Thursday, January 19, 2017

Honey, There is a Spider in Here

“Honey, there is a spider in here, can you come take care of it? It is a monster!" My wife, Laurie, had spotted the creature on our bathroom ceiling and wanted it dispatched, post haste. When a spider, especially a big one, shows itself in our home, it is up to me to dispose of it. I have often tried to impress upon my loving spouse a more compassionate and cohabitational attitude towards our web-weaving friends. Sharing Navajo cultural stories about spiders and gently encouraging her to overcome her personal fear factor concerning these eight-legged creatures has been, as yet, unsuccessful.

Here at the trading post, Steve and I deal with web weavers on a regular basis. In the Navajo culture, there resides a benevolent being known as Spider Woman; she dwells within the psyche of Navajo rug and basket weavers who frequent our establishment. The aura of Spider Woman surrounds them, tenaciously attached by threads of wool and sumac.

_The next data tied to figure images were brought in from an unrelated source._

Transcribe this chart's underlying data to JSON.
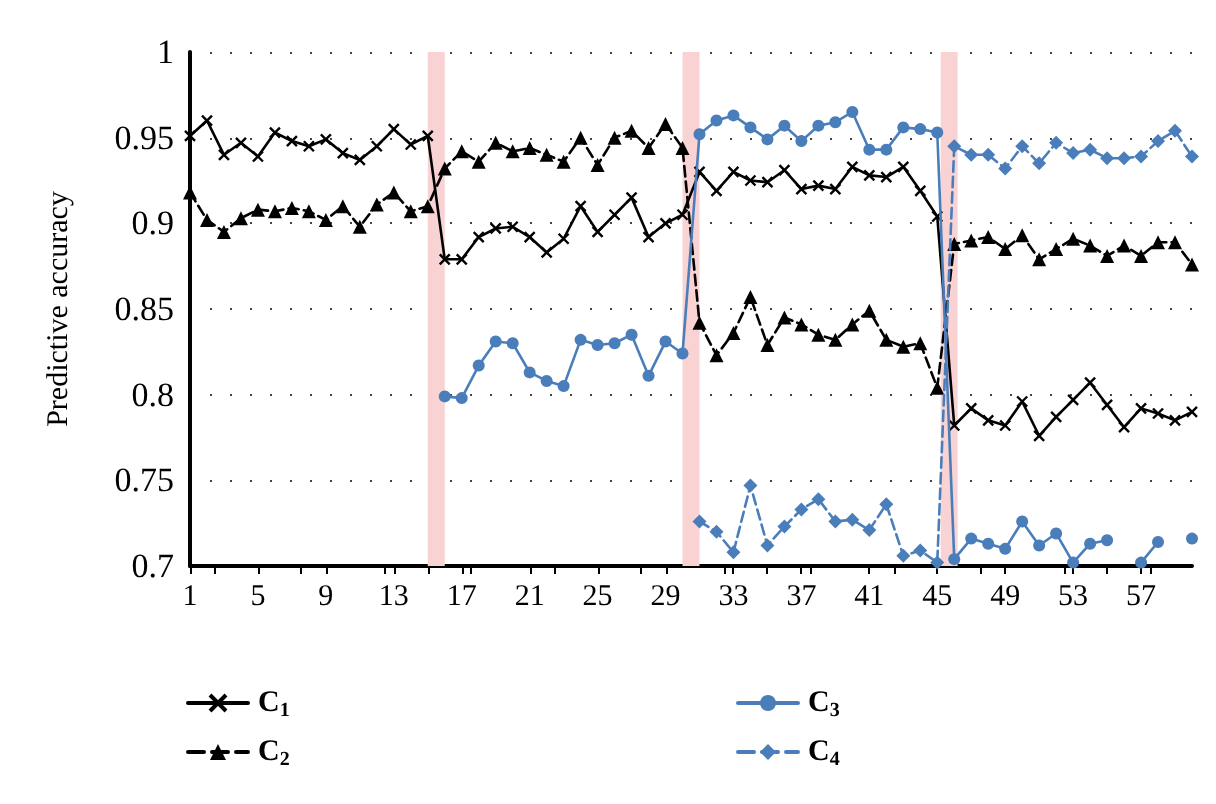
{
  "chart_data": {
    "type": "line",
    "ylabel": "Predictive accuracy",
    "x": [
      1,
      2,
      3,
      4,
      5,
      6,
      7,
      8,
      9,
      10,
      11,
      12,
      13,
      14,
      15,
      16,
      17,
      18,
      19,
      20,
      21,
      22,
      23,
      24,
      25,
      26,
      27,
      28,
      29,
      30,
      31,
      32,
      33,
      34,
      35,
      36,
      37,
      38,
      39,
      40,
      41,
      42,
      43,
      44,
      45,
      46,
      47,
      48,
      49,
      50,
      51,
      52,
      53,
      54,
      55,
      56,
      57,
      58,
      59,
      60
    ],
    "xlim": [
      1,
      60
    ],
    "xticks": [
      1,
      5,
      9,
      13,
      17,
      21,
      25,
      29,
      33,
      37,
      41,
      45,
      49,
      53,
      57
    ],
    "ylim": [
      0.7,
      1
    ],
    "yticks": [
      0.7,
      0.75,
      0.8,
      0.85,
      0.9,
      0.95,
      1
    ],
    "grid": "y",
    "legend": "bottom",
    "series": [
      {
        "name": "C$_{1}$",
        "color": "#000000",
        "marker": "cross",
        "line_style": "solid",
        "values": [
          0.951,
          0.96,
          0.94,
          0.947,
          0.939,
          0.953,
          0.948,
          0.945,
          0.949,
          0.941,
          0.937,
          0.945,
          0.955,
          0.946,
          0.951,
          0.879,
          0.879,
          0.892,
          0.897,
          0.898,
          0.892,
          0.883,
          0.891,
          0.91,
          0.895,
          0.905,
          0.915,
          0.892,
          0.9,
          0.905,
          0.93,
          0.919,
          0.93,
          0.925,
          0.924,
          0.931,
          0.92,
          0.922,
          0.92,
          0.933,
          0.928,
          0.927,
          0.933,
          0.919,
          0.904,
          0.782,
          0.792,
          0.785,
          0.782,
          0.796,
          0.776,
          0.787,
          0.797,
          0.807,
          0.794,
          0.781,
          0.792,
          0.789,
          0.785,
          0.79
        ]
      },
      {
        "name": "C$_{2}$",
        "color": "#000000",
        "marker": "triangle",
        "line_style": "dashed",
        "values": [
          0.918,
          0.902,
          0.895,
          0.903,
          0.908,
          0.907,
          0.909,
          0.907,
          0.902,
          0.91,
          0.898,
          0.911,
          0.918,
          0.907,
          0.91,
          0.932,
          0.942,
          0.936,
          0.947,
          0.942,
          0.944,
          0.94,
          0.936,
          0.95,
          0.934,
          0.95,
          0.954,
          0.944,
          0.958,
          0.944,
          0.842,
          0.823,
          0.836,
          0.857,
          0.829,
          0.845,
          0.841,
          0.835,
          0.832,
          0.841,
          0.849,
          0.832,
          0.828,
          0.83,
          0.804,
          0.888,
          0.89,
          0.892,
          0.885,
          0.893,
          0.879,
          0.885,
          0.891,
          0.887,
          0.881,
          0.887,
          0.881,
          0.889,
          0.889,
          0.876
        ]
      },
      {
        "name": "C$_{3}$",
        "color": "#4a7ebb",
        "marker": "circle",
        "line_style": "solid",
        "values": [
          null,
          null,
          null,
          null,
          null,
          null,
          null,
          null,
          null,
          null,
          null,
          null,
          null,
          null,
          null,
          0.799,
          0.798,
          0.817,
          0.831,
          0.83,
          0.813,
          0.808,
          0.805,
          0.832,
          0.829,
          0.83,
          0.835,
          0.811,
          0.831,
          0.824,
          0.952,
          0.96,
          0.963,
          0.956,
          0.949,
          0.957,
          0.948,
          0.957,
          0.959,
          0.965,
          0.943,
          0.943,
          0.956,
          0.955,
          0.953,
          0.704,
          0.716,
          0.713,
          0.71,
          0.726,
          0.712,
          0.719,
          0.702,
          0.713,
          0.715,
          null,
          0.702,
          0.714,
          null,
          0.716
        ]
      },
      {
        "name": "C$_{4}$",
        "color": "#4a7ebb",
        "marker": "diamond",
        "line_style": "dashed",
        "values": [
          null,
          null,
          null,
          null,
          null,
          null,
          null,
          null,
          null,
          null,
          null,
          null,
          null,
          null,
          null,
          null,
          null,
          null,
          null,
          null,
          null,
          null,
          null,
          null,
          null,
          null,
          null,
          null,
          null,
          null,
          0.726,
          0.72,
          0.708,
          0.747,
          0.712,
          0.723,
          0.733,
          0.739,
          0.726,
          0.727,
          0.721,
          0.736,
          0.706,
          0.709,
          0.702,
          0.945,
          0.94,
          0.94,
          0.932,
          0.945,
          0.935,
          0.947,
          0.941,
          0.943,
          0.938,
          0.938,
          0.939,
          0.948,
          0.954,
          0.939
        ]
      }
    ],
    "bands": [
      {
        "axis": "x",
        "from": 15,
        "to": 16,
        "color": "#f9d3d3"
      },
      {
        "axis": "x",
        "from": 30,
        "to": 31,
        "color": "#f9d3d3"
      },
      {
        "axis": "x",
        "from": 45.2,
        "to": 46.2,
        "color": "#f9d3d3"
      }
    ]
  }
}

It has been a real adventure becoming familiar with our local weavers. Through the hearts and hands of these artists, Spider Woman spins her web of myth and legend, prolongs a fading culture and expresses her opinions. Materials gathered from the earth are artfully reworked into expressions of the ancient Navajo stories. If you look closely and open your mind, the Navajo perspective begins to come together in a tapestry of form and movement.

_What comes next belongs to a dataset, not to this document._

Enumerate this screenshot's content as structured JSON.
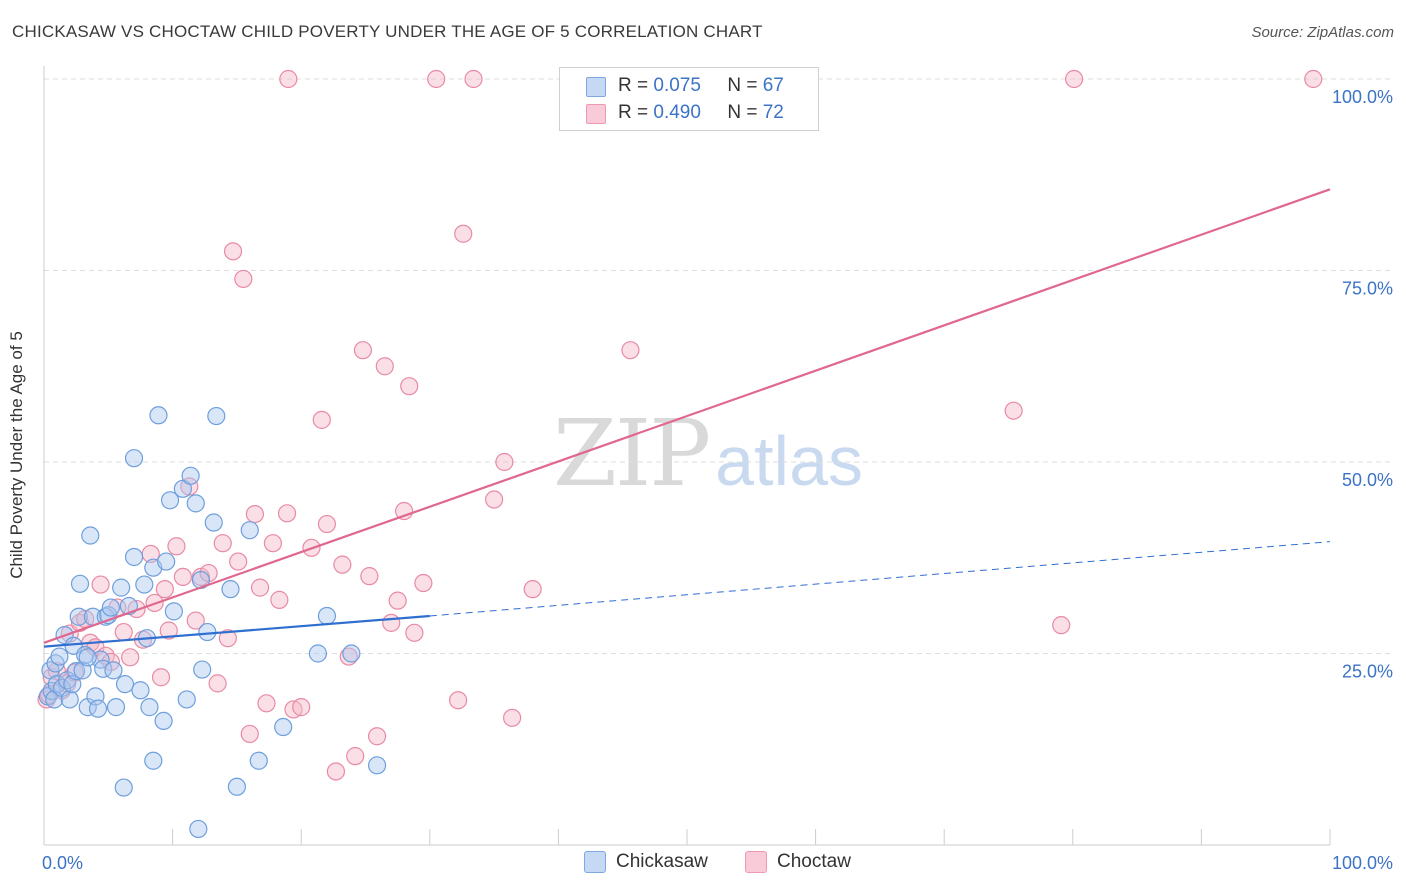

Through the weavers, the culture begins to unfold in unique and fascinating ways. What once seemed only visually intriguing becomes doubly stimulating when the stories associated with the weaving are told. Interpretations of a practical and functional belief system are expressed through skills passed from hand to hand through the generations. Tradition, ancient ceremonial practices and suggestions of harmony and balance are woven into exceptional works of art. Spider Woman spins and weaves her magic into each creation.

Mountains, mesas and monuments are stylistically and lovingly portrayed; geometric red rock canyons and scattered juniper trees come alive on these textural canvases. Subtle images such as lizard tracks across a desert sand dune, wispy cloud formations and lively displays of early morning light find their way onto the two dimensional art forms. Their portrayal brings forth depth of field and a feeling of experience that tempts the senses into loftier realms of reality.

Spider Woman lives in the art of those who believe and welcome her into their world. She provides her followers with skill in gathering necessary materials, the patience required for proper preparation and the ability to incorporate singular mental images into the art. With her aid, Navajo weaving becomes more than warp, weft and design. Spider Woman provides the motivation and creativity to produce exceptional art pieces.

It wasn't long after the spider incident with Laurie that her mother and three sisters came to visit. Somehow the fact that I had an affinity for spiders came up, and I was chastised for tolerating their presence for any reason (The spiders, not the sisters-in-law). Laurie and her siblings are sticklers for a clean house, and arachnids do not blend well with that philosophy.

Before I knew it my in-laws had formed a posse and rounded up three more of my crawly associates. Much to my dismay the "tidy team of bug bashers" banished the creatures to the rich earth of the flower garden. I am having trouble convincing my family that spiders are good and beneficial allies. I may have to weave a web of deceit and liberate those spiders from their snowy exile. I know the perfect little corner where they will have the opportunity to grow and prosper.